California has rsurpassed New York to be the hardest-hit state with 421,857 cases, the data showed.
Other states with over 100,000 cases include New York, Florida, Texas, New Jersey, Illinois, Georgia, Arizona, Massachusetts, Pennsylvania, North Carolina and Louisiana.
The grim milestone came only 15 days after the US hit the 3 million mark on July 8, according to JHU figures.
It took the country nearly 100 days to count its first 1 million cases, from January 21 to April 28.
“The country’s rising daily rate of confirmed coronavirus cases, along with a near-record number of hospitalizations, signals the US is far from containing a virus that is straining hospitals and labs,” said a CNN report citing health experts on Thursday.

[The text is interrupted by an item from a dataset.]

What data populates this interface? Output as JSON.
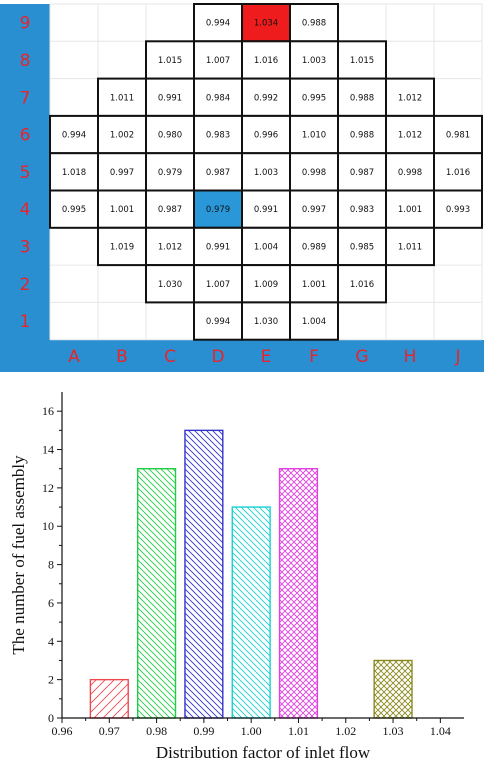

The true number of COVID-19 cases in the US may be 6 to 24 times higher than reported, according to a new study published Tuesday.
In the cross-sectional study of 16,025 residual clinical specimens, the US Centers for Disease Control and Prevention (CDC) estimated the proportion of persons with detectable COVID-19 antibodies ranged from 1 per cent in the San Francisco Bay area to 6.9 per cent in New York City.
On Thursday, Trump urged schools across the country to reopen as long as they can practice good hygiene and social distancing.
The White House is asking Congress to pledge $105 billion to schools as part of next coronavirus stimulus bill, he said.
Trump and his administration is pressuring schools to reopen in fall, threatening to withhold federal funding from schools that do not comply.
Reopening schools is seen a crucial step to restarting the country’s economy for his re-election campaign.
Few Americans want to see their local schools reopen for in-person instruction as usual or even with minor adjustments, said a new poll released on Wednesday.
Eight per cent of Americans say their local K-12 schools should open for in-person instruction as usual and 14 percent think schools can reopen with minor adjustments, the survey, conducted by The Associated Press-NORC Center for Public Affairs Research, showed.
Over 20 states have paused or partially reversed reopening efforts, raising uncertainty over the prospect of economic recovery.